Хорошие и серьезные люди намеревались было издать сборник, посвященный моему творчеству и достаточно сложной, по-особому сложившейся моей жизни «не как у людей». Они предложили мне было самому обратиться к тем людям – современникам, соратникам, товарищам – общением с которыми я дорожу и которые в состоянии сказать обо мне что-то толковое.
Вот я и хотел обратиться к тебе первому – из нашего круга. Обратиться – преодолевая многие, непростые чувства. Чтобы не подумал, чего доброго, что прошу, – Боже упаси! Чтобы понял: просто – обращаюсь, – можешь, мол, написать? Текст мог быть небольшим – а может, и пространным. На твое усмотрение. Это могло зависеть от состояния твоего и твоего отношения ко мне и моим писаниям. Прислать этот текст советовали мне мои доброжелатели – как и прочие тексты обо мне, ежели таковые были бы в наличии, – до марта девяносто девятого года. А если бы ты отказался, то просто сообщил бы мне об этом. Сообщил – причину отказа. Это тоже было бы опубликовано – вместо твоего текста. А я думал – ничего, я переживу, и не такое бывало. Я вполне допускал, что текст такой ты просто не захотел бы писать.
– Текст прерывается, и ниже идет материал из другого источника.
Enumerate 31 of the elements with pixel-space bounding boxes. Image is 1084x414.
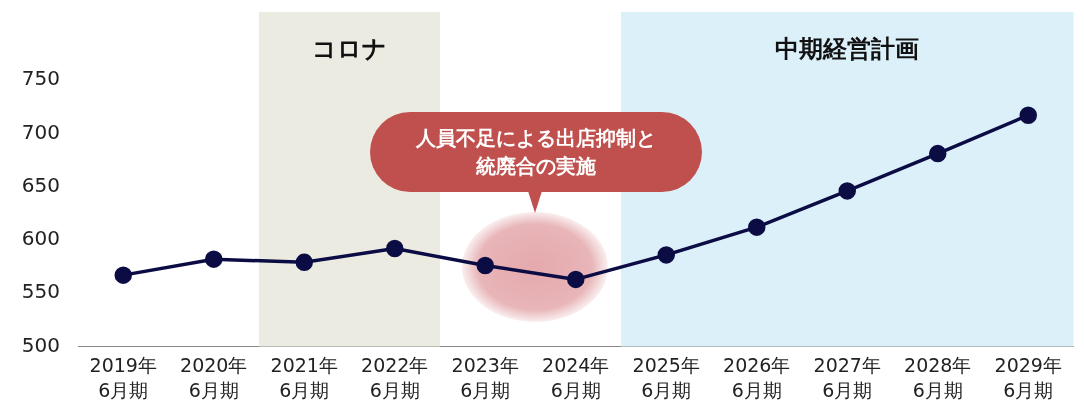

А потом… А потом я просто взял да и отказался от издания такого вот, посвященного мне, сборника. Ни к чему это мне.
Я вспомнил – тебя.
Ведь отказался же ты достаточно резко, даже категорически, написать обо мне статью для журнала «НЛО», которая мне была позарез нужна и которую ждала редакция. Ты сразу же, без всяких там околичностей, словесных завихрений, тактических приемов, практических соображений, политических расчетов и ходов, то есть прямо, без церемоний, откровенно мне заявил, что это большая, слишком уж большая, хлопотная, напряженная, в общем-то ненужная для тебя работа – и столькое поднять надо, столькое перечитать, столькое передумать – и, к тому же, еще и написать об этом что-нибудь, а уж писать-то ты решительно не хочешь, и не станешь, – и еще что-то, в этом же ряду и в таком же роде, было сказано мне тогда по телефону – тобою. Словом, некогда и незачем было тебе, откликнувшись на мое обращение, вот так, ни с того ни с сего, все бросать – и, дабы уважить меня, даже от большой любви к поэзии русской, в целом, и от любви, десятилетиями декларируемой тобою, к моей поэзии, в частности, браться за серьезный труд.